Cockrell’s signing will also mark the beginning of his second stint in a Giants uniform. Cockrell was traded to New York from the Pittsburgh Steelers at the start of the 2017 NFL regular season. The Duke alumn went on to appear in all 16 games with the Giants that season, making nine starts and recording three interceptions and 11 passes defended.
What to Expect from Cockrell
Cockrell offers versatility from both the slot and boundary corner position. At 6-feet tall and 190-pounds, he comes in as one of the bigger cornerbacks on the roster and will likely compete for an outside gig, as there is already a slew of nickelbacks on the current roster.
With that said, the addition of Cockrell will likely not halt the Giants from continuing to sniff around the cornerback market moving forward.
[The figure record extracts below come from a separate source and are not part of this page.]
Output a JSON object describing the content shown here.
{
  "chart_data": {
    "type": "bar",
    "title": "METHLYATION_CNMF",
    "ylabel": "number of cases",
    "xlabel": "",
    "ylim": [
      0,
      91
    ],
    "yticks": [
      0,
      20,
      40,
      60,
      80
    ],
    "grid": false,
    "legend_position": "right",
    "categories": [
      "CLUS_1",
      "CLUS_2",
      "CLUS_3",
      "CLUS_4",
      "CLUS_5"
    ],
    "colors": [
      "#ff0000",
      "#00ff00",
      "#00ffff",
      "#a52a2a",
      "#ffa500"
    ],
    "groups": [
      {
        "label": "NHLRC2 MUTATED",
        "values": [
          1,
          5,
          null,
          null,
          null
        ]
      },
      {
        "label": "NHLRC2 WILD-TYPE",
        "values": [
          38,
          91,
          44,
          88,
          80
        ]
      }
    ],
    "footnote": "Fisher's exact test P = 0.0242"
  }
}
While his 2019 production looks solid on paper, racking up 62 total tackles, two interceptions and eight passes defended, the advance metrics show Cockrell struggled mightily at times a season ago. The ex-Panthers defensive back finished with a fairly abysmal Pro Football Focus grade of just 57.5 last year. This is likely a major reason for him remaining on the open market as we embark on the second week of August.
Yet, Cockrell’s drop in play could be attributed to a broken left tibia that he suffered in training camp the year prior, which led to his placement on injured reserve.
The Giants will be looking for Cockrell to tap into his pre-injury form in his return to New York, as the corner had averaged a solid 72.2 PFF grade over a three-year span prior to the broken tibia, including a 71.1 grade during his one-year stint in New York back in 2017.
The Giants are down two of their top three corners and we’re still a month away from the regular season. Cockrell may not be the be-all end-all answer to Big Blue’s concerns in their secondary. However, at this point, New York is simply looking for viable options on the backend of their defense and Cockrell is just that.